The approach is designed to help banks move funds for customers outside normal operating hours, including overnight and at weekends, while final settlement continues through existing systems.
Swift said banks will be able to deliver these capabilities “without compromising” compliance, credit, risk and control standards used in current payment processing.
Banks set to take part in the initial trials include ANZ, BNP Paribas, Citi, DBS, HSBC, Lloyds Bank, MUFG Bank, Standard Chartered and UBS, among others.
Swift chief business officer Thierry Chilosi said: “With our new ledger capability, we’re extending the trust and stability of established finance into the frontiers of digital money.
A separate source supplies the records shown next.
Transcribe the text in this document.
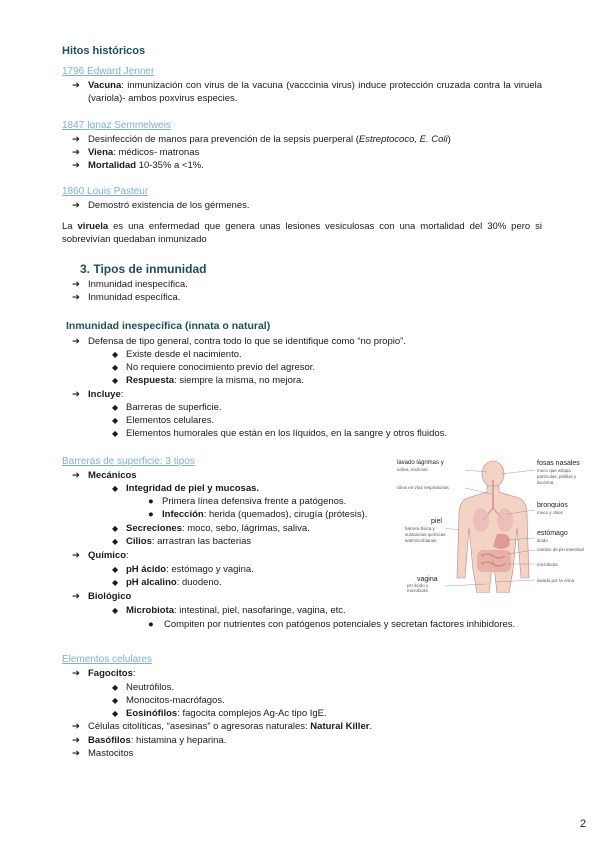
Hitos históricos
1796 Edward Jenner
➔ Vacuna: inmunización con virus de la vacuna (vacccinia virus) induce protección cruzada contra la viruela (variola)- ambos poxvirus especies.
1847 Ignaz Semmelweis
➔ Desinfección de manos para prevención de la sepsis puerperal (Estreptococo, E. Coli)
➔ Viena: médicos- matronas
➔ Mortalidad 10-35% a <1%.
1860 Louis Pasteur
➔ Demostró existencia de los gérmenes.
La viruela es una enfermedad que genera unas lesiones vesiculosas con una mortalidad del 30% pero si sobrevivían quedaban inmunizado
3. Tipos de inmunidad
➔ Inmunidad inespecífica.
➔ Inmunidad específica.
Inmunidad inespecífica (innata o natural)
➔ Defensa de tipo general, contra todo lo que se identifique como “no propio”.
◆ Existe desde el nacimiento.
◆ No requiere conocimiento previo del agresor.
◆ Respuesta: siempre la misma, no mejora.
➔ Incluye:
◆ Barreras de superficie.
◆ Elementos celulares.
◆ Elementos humorales que están en los líquidos, en la sangre y otros fluidos.
Barreras de superficie: 3 tipos
➔ Mecánicos
◆ Integridad de piel y mucosas.
● Primera línea defensiva frente a patógenos.
● Infección: herida (quemados), cirugía (prótesis).
◆ Secreciones: moco, sebo, lágrimas, saliva.
◆ Cilios: arrastran las bacterias
➔ Químico:
◆ pH ácido: estómago y vagina.
◆ pH alcalino: duodeno.
➔ Biológico
◆ Microbiota: intestinal, piel, nasofaringe, vagina, etc.
● Compiten por nutrientes con patógenos potenciales y secretan factores inhibidores.
Elementos celulares
➔ Fagocitos:
◆ Neutrófilos.
◆ Monocitos-macrófagos.
◆ Eosinófilos: fagocita complejos Ag-Ac tipo IgE.
➔ Células citolíticas, “asesinas” o agresoras naturales: Natural Killer.
➔ Basófilos: histamina y heparina.
➔ Mastocitos
lavado lágrimas y
saliva, enzimas
cilios en vías respiratorias
piel
barrera física y
sustancias químicas
antimicrobianas
vagina
pH ácido y
microbiota
fosas nasales
moco que atrapa
partículas, pelillos y
lisozima
bronquios
moco y cilios
estómago
ácido
cambio de pH intestinal
microbiota
lavado por la orina
2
“It allows tokenised value to move across borders with the velocity and flexibility modern commerce expects, while maintaining the same high levels of resiliency, security, and compliance global finance requires.
“The strong support from banks shows the practical value of this approach — one that will help scale benefits globally while creating a foundation for future innovation in areas like programmable money and agentic commerce.”
The initiative follows Swift’s announcement of the ledger last year. The platform was designed and built with input from international financial institutions in nine months, it added.
Swift provides financial messaging services for 11,500 banks and financial institutions across more than 200 countries and territories.
Earlier this month, Barclays, HSBC, Lloyds and NatWest went live with a new Swift consumer payments initiative aimed at offering a “better experience” for people when making money transfers.